A reação dos promotores e procuradores foi imediata, liderada pelo ex-procurador geral de Justiça, José Antônio Borges Pereira, que solicitou uma investigação sobre o governador, levantando suspeitas de improbidade administrativa. A decisão de Pivetta de doar o terreno ocorreu apenas um mês após sua posse, após a renúncia de Mauro Mendes, que deixou o cargo para concorrer a uma vaga no Senado nas eleições de outubro.
A doação é direcionada à Fundação Escola Superior do Ministério Público de Mato Grosso (Fesmp), que é mantida pela AMMP. Este movimento é visto por alguns como uma estratégia do governador para se aproximar da entidade e fortalecer a atual gestão.

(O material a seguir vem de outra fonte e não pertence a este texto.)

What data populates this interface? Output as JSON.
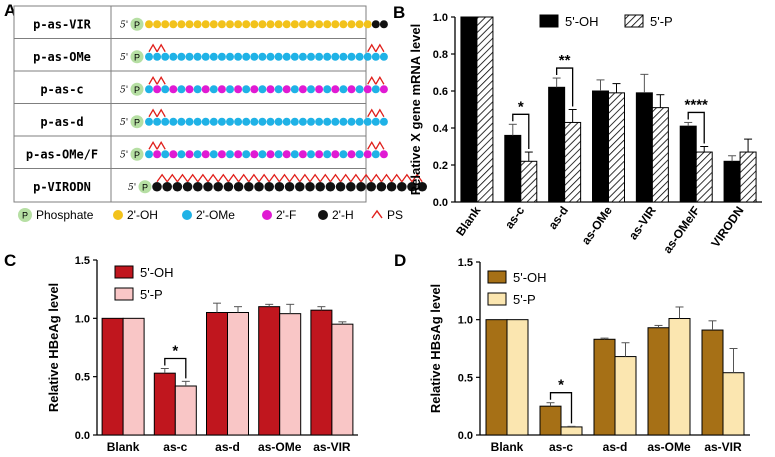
{
  "panels": {
    "a": "A",
    "b": "B",
    "c": "C",
    "d": "D"
  },
  "panel_a": {
    "rows": [
      {
        "name": "p-as-VIR",
        "code": "ooooooooooooooooooooooooooooHH",
        "ps_start": [],
        "ps_end": []
      },
      {
        "name": "p-as-OMe",
        "code": "meeeeeeeeeeeeeeeeeeeeeeeeeeeee",
        "ps_start": [
          0,
          1
        ],
        "ps_end": [
          27,
          28
        ]
      },
      {
        "name": "p-as-c",
        "code": "mfmfmfmfmfmfmfmfmfmfmfmfmfmfmf",
        "ps_start": [
          0,
          1
        ],
        "ps_end": [
          27,
          28
        ]
      },
      {
        "name": "p-as-d",
        "code": "ememememememememememememememem",
        "ps_start": [
          0,
          1
        ],
        "ps_end": [
          27,
          28
        ]
      },
      {
        "name": "p-as-OMe/F",
        "code": "mfmfmfmfmfmfmfmfmfmfmfmfmfmfmf",
        "ps_start": [
          0,
          1
        ],
        "ps_end": [
          27,
          28
        ]
      },
      {
        "name": "p-VIRODN",
        "code": "HHHHHHHHHHHHHHHHHHHHHHHHHHH",
        "ps_start": "all",
        "ps_end": []
      }
    ],
    "five_prime": "5'",
    "p_symbol": "P",
    "legend": [
      "Phosphate",
      "2'-OH",
      "2'-OMe",
      "2'-F",
      "2'-H",
      "PS"
    ],
    "colors": {
      "phosphate": "#b6dfa3",
      "oh": "#f2c21b",
      "ome": "#1fb2e6",
      "f": "#e01ad3",
      "h": "#111111",
      "ps": "#e0201c"
    }
  },
  "chart_data": [
    {
      "panel": "B",
      "type": "bar",
      "ylabel": "Relative X gene mRNA level",
      "ylim": [
        0,
        1.0
      ],
      "yticks": [
        "0.0",
        "0.2",
        "0.4",
        "0.6",
        "0.8",
        "1.0"
      ],
      "categories": [
        "Blank",
        "as-c",
        "as-d",
        "as-OMe",
        "as-VIR",
        "as-OMe/F",
        "VIRODN"
      ],
      "series": [
        {
          "name": "5'-OH",
          "values": [
            1.0,
            0.36,
            0.62,
            0.6,
            0.59,
            0.41,
            0.22
          ],
          "errors": [
            0,
            0.06,
            0.05,
            0.06,
            0.1,
            0.02,
            0.03
          ],
          "fill": "#000000",
          "hatch": false
        },
        {
          "name": "5'-P",
          "values": [
            1.0,
            0.22,
            0.43,
            0.59,
            0.51,
            0.27,
            0.27
          ],
          "errors": [
            0,
            0.05,
            0.07,
            0.05,
            0.07,
            0.03,
            0.07
          ],
          "fill": "#ffffff",
          "hatch": true
        }
      ],
      "significance": [
        {
          "cat": "as-c",
          "label": "*"
        },
        {
          "cat": "as-d",
          "label": "**"
        },
        {
          "cat": "as-OMe/F",
          "label": "****"
        }
      ],
      "legend_layout": "horizontal"
    },
    {
      "panel": "C",
      "type": "bar",
      "ylabel": "Relative HBeAg level",
      "ylim": [
        0,
        1.5
      ],
      "yticks": [
        "0.0",
        "0.5",
        "1.0",
        "1.5"
      ],
      "categories": [
        "Blank",
        "as-c",
        "as-d",
        "as-OMe",
        "as-VIR"
      ],
      "series": [
        {
          "name": "5'-OH",
          "values": [
            1.0,
            0.53,
            1.05,
            1.1,
            1.07
          ],
          "errors": [
            0,
            0.04,
            0.08,
            0.02,
            0.03
          ],
          "fill": "#c0161e",
          "hatch": false
        },
        {
          "name": "5'-P",
          "values": [
            1.0,
            0.42,
            1.05,
            1.04,
            0.95
          ],
          "errors": [
            0,
            0.04,
            0.05,
            0.08,
            0.02
          ],
          "fill": "#f9c6c6",
          "hatch": false
        }
      ],
      "significance": [
        {
          "cat": "as-c",
          "label": "*"
        }
      ],
      "legend_layout": "vertical"
    },
    {
      "panel": "D",
      "type": "bar",
      "ylabel": "Relative HBsAg level",
      "ylim": [
        0,
        1.5
      ],
      "yticks": [
        "0.0",
        "0.5",
        "1.0",
        "1.5"
      ],
      "categories": [
        "Blank",
        "as-c",
        "as-d",
        "as-OMe",
        "as-VIR"
      ],
      "series": [
        {
          "name": "5'-OH",
          "values": [
            1.0,
            0.25,
            0.83,
            0.93,
            0.91
          ],
          "errors": [
            0,
            0.03,
            0.01,
            0.02,
            0.08
          ],
          "fill": "#a67016",
          "hatch": false
        },
        {
          "name": "5'-P",
          "values": [
            1.0,
            0.07,
            0.68,
            1.01,
            0.54
          ],
          "errors": [
            0,
            0.005,
            0.12,
            0.1,
            0.21
          ],
          "fill": "#fbe6b0",
          "hatch": false
        }
      ],
      "significance": [
        {
          "cat": "as-c",
          "label": "*"
        }
      ],
      "legend_layout": "vertical"
    }
  ]
}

A localização do terreno é na Avenida Desembargador Milton Ferreira Mendes, no Centro Administrativo de Cuiabá, próximo às Promotorias da Capital.
De acordo com um laudo da Secretaria de Planejamento do Estado, o terreno foi avaliado em R$ 8,5 milhões e será desmembrado de uma área maior já existente. A proposta de doação foi enviada à Assembleia Legislativa, onde necessita de aprovação para ser efetivada. No entanto, promotores questionam a falta de especificações sobre contrapartidas, como a quantidade de pessoas a serem treinadas, bolsas de estudo e parcerias com escolas, levantando dúvidas sobre a transparência da proposta.

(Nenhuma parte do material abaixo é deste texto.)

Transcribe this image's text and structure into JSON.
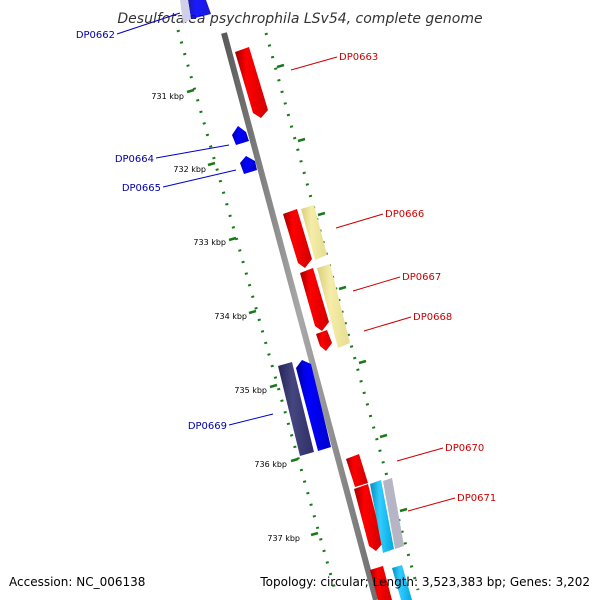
{
  "title": "Desulfotalea psychrophila LSv54, complete genome",
  "footer": {
    "accession": "Accession: NC_006138",
    "summary": "Topology: circular; Length: 3,523,383 bp; Genes: 3,202"
  },
  "kbp_labels": [
    "731 kbp",
    "732 kbp",
    "733 kbp",
    "734 kbp",
    "735 kbp",
    "736 kbp",
    "737 kbp"
  ],
  "genes": [
    {
      "name": "DP0662",
      "strand": "reverse"
    },
    {
      "name": "DP0663",
      "strand": "forward"
    },
    {
      "name": "DP0664",
      "strand": "reverse"
    },
    {
      "name": "DP0665",
      "strand": "reverse"
    },
    {
      "name": "DP0666",
      "strand": "forward"
    },
    {
      "name": "DP0667",
      "strand": "forward"
    },
    {
      "name": "DP0668",
      "strand": "forward"
    },
    {
      "name": "DP0669",
      "strand": "reverse"
    },
    {
      "name": "DP0670",
      "strand": "forward"
    },
    {
      "name": "DP0671",
      "strand": "forward"
    }
  ],
  "colors": {
    "forward_cds": "#ee0000",
    "reverse_cds": "#0000ee",
    "reverse_dark": "#3a3a7a",
    "pale_yellow": "#f0e68c",
    "cyan": "#00bfff",
    "backbone": "#808080",
    "tick": "#1a7a1a",
    "label_forward": "#cc0000",
    "label_reverse": "#0000aa"
  }
}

Para os integrantes do Ministério Público, a dispensa de licitação para a doação é um desrespeito às normas legais. A prática adequada, segundo eles, seria a realização de um leilão onde o governo do Estado receberia a melhor oferta pelo terreno, em vez de realizar uma doação. Este ponto é visto como uma violação ao regime jurídico que rege a gestão patrimonial da Administração Pública em Mato Grosso.
Atualmente, o projeto de lei que visa oficializar a doação está em análise na Assembleia Legislativa, e ainda não há um relatório sobre sua tramitação. A situação permanece em aberto, e a expectativa é de que a discussão sobre a proposta gere mais polêmica entre os setores envolvidos.